Он яростно замотал головой:
— Я должен его найти.
— Я дам тебе другое, когда вернешься из школы.
— Но я хочу есть. — Он демонстративно сложил руки.
И тогда я дал ему подзатыльник. Я взял его и затряс так, что у него зубы застучали. Всю дорогу по кварталу я его подталкивал. Нет, минуту я потратил на то, чтобы найти это чертово печенье, которое нашлось внизу, на ветке зеленой изгороди. И Алекс не успел на автобус, за рулем которого сидел старый хрыч, глухой к далеким крикам бегущих детей. Я хотел, чтобы этот случай стал для него уроком, и настоял, чтобы Алекс шел в школу пешком, хотя он ныл и просил, чтобы его отвезли на машине.
— Нет. В следующий раз не будешь тянуть.
— Так нечестно!
— Смотри на это оптимистически: по дороге успеешь доесть печенье.
Я оставил его с этой мыслью и пошел домой. Когда я оглянулся, он медленно брел в школу.
В доме меня ожидала гораздо большая опасность. Джейн все еще сидела за столом и злобно таращилась на что-то — на свой доклад, или на кусок хлеба, от которого немножко откусила. Или, может, на меня — я понял это, когда она посмотрела в мою сторону.
— Он успел на автобус?
— Нет. — Я тяжело опустился на стул и взял булку, которую собирался съесть сто лет назад. Она была холодная как лед. Все равно я откусил кусок.
— Как это?
— Он споткнулся.
— Что?
Я торопливо дожевал.
— Он споткнулся. На тротуаре. У него упало печенье, и мы его искали. — Пока я проговаривал, я понял, до чего нелепо все это звучит.
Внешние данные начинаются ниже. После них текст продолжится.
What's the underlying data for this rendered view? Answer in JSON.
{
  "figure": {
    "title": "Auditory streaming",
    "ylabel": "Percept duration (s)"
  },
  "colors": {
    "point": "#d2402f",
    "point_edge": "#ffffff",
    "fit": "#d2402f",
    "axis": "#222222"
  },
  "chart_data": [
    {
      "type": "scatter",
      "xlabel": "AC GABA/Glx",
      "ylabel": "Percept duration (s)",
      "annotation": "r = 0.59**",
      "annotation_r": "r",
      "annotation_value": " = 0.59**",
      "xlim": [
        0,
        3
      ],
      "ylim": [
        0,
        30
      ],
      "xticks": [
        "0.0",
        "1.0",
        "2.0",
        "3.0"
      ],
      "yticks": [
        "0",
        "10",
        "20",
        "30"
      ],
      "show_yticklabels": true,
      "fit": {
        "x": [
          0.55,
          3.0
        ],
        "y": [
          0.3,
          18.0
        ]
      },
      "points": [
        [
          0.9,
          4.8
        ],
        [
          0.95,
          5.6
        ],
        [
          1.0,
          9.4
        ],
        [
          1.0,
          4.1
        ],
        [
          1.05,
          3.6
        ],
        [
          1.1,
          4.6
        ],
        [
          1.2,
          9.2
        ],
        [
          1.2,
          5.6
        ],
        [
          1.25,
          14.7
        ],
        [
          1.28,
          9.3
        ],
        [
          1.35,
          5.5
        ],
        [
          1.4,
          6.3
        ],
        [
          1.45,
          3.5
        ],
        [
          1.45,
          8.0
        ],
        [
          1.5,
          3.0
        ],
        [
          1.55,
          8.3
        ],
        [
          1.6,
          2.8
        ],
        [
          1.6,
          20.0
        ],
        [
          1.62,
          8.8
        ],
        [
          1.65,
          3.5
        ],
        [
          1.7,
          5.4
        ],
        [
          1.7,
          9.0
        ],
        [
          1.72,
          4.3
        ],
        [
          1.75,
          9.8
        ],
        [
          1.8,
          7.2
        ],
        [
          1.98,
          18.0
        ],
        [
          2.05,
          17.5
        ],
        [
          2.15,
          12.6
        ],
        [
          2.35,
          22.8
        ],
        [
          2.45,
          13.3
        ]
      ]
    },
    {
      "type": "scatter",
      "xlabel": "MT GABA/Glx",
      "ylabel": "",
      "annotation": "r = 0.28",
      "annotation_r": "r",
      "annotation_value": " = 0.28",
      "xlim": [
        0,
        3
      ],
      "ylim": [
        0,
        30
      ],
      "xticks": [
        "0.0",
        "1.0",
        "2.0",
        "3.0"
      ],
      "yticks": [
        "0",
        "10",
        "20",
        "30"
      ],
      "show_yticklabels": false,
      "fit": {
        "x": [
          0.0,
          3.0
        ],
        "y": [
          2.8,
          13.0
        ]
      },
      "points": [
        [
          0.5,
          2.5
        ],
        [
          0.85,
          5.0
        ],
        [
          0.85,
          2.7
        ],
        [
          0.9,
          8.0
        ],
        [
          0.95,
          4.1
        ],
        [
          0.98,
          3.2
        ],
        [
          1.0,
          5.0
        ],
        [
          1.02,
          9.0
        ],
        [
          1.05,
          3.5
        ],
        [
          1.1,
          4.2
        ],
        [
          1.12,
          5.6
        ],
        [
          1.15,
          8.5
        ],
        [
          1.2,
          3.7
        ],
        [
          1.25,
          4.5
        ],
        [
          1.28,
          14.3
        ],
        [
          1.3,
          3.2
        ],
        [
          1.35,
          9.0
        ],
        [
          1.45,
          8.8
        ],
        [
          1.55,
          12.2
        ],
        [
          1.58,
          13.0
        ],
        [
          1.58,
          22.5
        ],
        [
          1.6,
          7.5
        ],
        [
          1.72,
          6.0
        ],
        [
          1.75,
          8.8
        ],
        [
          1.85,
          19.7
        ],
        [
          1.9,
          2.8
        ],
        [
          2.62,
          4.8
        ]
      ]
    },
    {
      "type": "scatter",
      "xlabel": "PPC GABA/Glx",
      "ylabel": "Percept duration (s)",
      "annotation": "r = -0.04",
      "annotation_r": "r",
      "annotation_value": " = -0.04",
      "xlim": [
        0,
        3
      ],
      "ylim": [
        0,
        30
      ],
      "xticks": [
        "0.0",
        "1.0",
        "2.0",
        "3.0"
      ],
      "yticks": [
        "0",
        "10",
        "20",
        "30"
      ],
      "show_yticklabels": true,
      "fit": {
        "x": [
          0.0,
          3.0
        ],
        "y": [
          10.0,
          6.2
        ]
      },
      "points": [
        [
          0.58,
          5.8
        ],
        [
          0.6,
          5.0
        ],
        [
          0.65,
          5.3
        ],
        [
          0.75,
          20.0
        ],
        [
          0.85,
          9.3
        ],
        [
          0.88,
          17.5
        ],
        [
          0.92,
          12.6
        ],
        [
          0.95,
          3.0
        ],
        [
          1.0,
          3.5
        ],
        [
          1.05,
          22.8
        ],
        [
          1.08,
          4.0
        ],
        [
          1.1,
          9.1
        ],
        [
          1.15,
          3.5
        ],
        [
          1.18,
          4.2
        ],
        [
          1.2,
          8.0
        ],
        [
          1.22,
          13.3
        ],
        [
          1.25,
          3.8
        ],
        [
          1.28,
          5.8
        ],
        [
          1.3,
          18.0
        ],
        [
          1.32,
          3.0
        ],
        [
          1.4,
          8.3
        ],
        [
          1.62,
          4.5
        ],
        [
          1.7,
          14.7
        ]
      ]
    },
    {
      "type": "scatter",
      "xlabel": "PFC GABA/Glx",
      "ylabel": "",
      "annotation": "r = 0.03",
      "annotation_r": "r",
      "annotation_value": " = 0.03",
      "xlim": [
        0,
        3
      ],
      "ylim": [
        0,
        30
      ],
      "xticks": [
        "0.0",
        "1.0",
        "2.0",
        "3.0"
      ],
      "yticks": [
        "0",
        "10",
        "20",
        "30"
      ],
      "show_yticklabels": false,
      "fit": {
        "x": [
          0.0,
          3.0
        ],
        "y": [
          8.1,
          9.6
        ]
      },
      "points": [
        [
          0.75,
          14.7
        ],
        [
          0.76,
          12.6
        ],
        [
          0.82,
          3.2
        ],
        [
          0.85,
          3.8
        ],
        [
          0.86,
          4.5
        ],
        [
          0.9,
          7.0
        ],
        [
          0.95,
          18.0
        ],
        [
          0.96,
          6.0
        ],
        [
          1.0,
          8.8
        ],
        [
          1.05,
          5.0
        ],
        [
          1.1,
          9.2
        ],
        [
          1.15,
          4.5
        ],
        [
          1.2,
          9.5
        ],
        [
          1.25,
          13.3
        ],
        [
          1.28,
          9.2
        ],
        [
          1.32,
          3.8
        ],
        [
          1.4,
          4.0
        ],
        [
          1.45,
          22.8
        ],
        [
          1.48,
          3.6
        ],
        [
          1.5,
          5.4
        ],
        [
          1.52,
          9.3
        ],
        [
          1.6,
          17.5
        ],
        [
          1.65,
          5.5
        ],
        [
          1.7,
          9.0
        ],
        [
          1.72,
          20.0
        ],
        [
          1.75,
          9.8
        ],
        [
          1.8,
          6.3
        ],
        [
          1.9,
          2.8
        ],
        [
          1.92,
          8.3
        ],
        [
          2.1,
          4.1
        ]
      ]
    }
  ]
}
— Значит, он не успел на автобус? Тогда почему ты здесь?
— Потому что я сказал, что ему придется идти пешком.
Она зловеще покачала головой:
— По-моему, это плохая идея. Его могут украсть или того хуже.
— В Фэрчестере-то? Не думаю, что здесь разрешают жить таким типам.
— Не шути. Это может случиться где угодно. В прошлом месяце в Лонг-Айленде…
— Ладно, ладно, согласен, его нельзя оставлять одного. Но теперь он уже прошел полпути. Ты хочешь его догнать?
— Нет, это ты должен его догнать. Мне нужно закончить доклад, и я не могу пропустить встречу…
— Ну да, а у меня пациент ровно в девять.
Она сидела в своем черном костюме «Армани», уже по уши в делах, отдавая приказы своему подчиненному, как там его, Брайсу. Она хлопнула бумагами об стол.
— Послушай, ты, может, собираешься ехать на работу вместо меня?
— Мы что, играем в игру, у кого работа круче?
— Ты, кажется, не понимаешь. — Она с жалостью покачала головой. — Ты должен понять, что такое ответственность. Если б ты просто…
— Кончай.
— Я говорю, если бы ты просто перестал вести себя как ребенок, мы бы все были тебе признательны.
— Ты… — Я замолк, подыскивая слово и находя то, что я никогда не произносил. Но она сидела перед моим носом, эта госпожа Начальница, и доводила меня до ручки. — Никелированная дрянь.
Резкий вдох.
— Что?!
— Ты слышала.
Джейн встала из-за стола в свои полные 176 сантиметров. Поскольку она еще надела каблуки, то была выше меня примерно на пять сантиметров — или была бы, если б я не поленился подняться со стула. Мой подбородок оказался на уровне верхней пуговицы ее пиджака. Она говорила сверху вниз.
— Никогда не смей разговаривать со мной в таких выражениях.
Это было последней каплей. Я медленно встал и посмотрел ей в лицо.
— Сука.
Я даже не успел увидеть ее ладонь, так все быстро произошло. Раз — и мне обожгло скулу. Рот наполнился кровью — внутренняя сторона щеки вдавилась в зубы.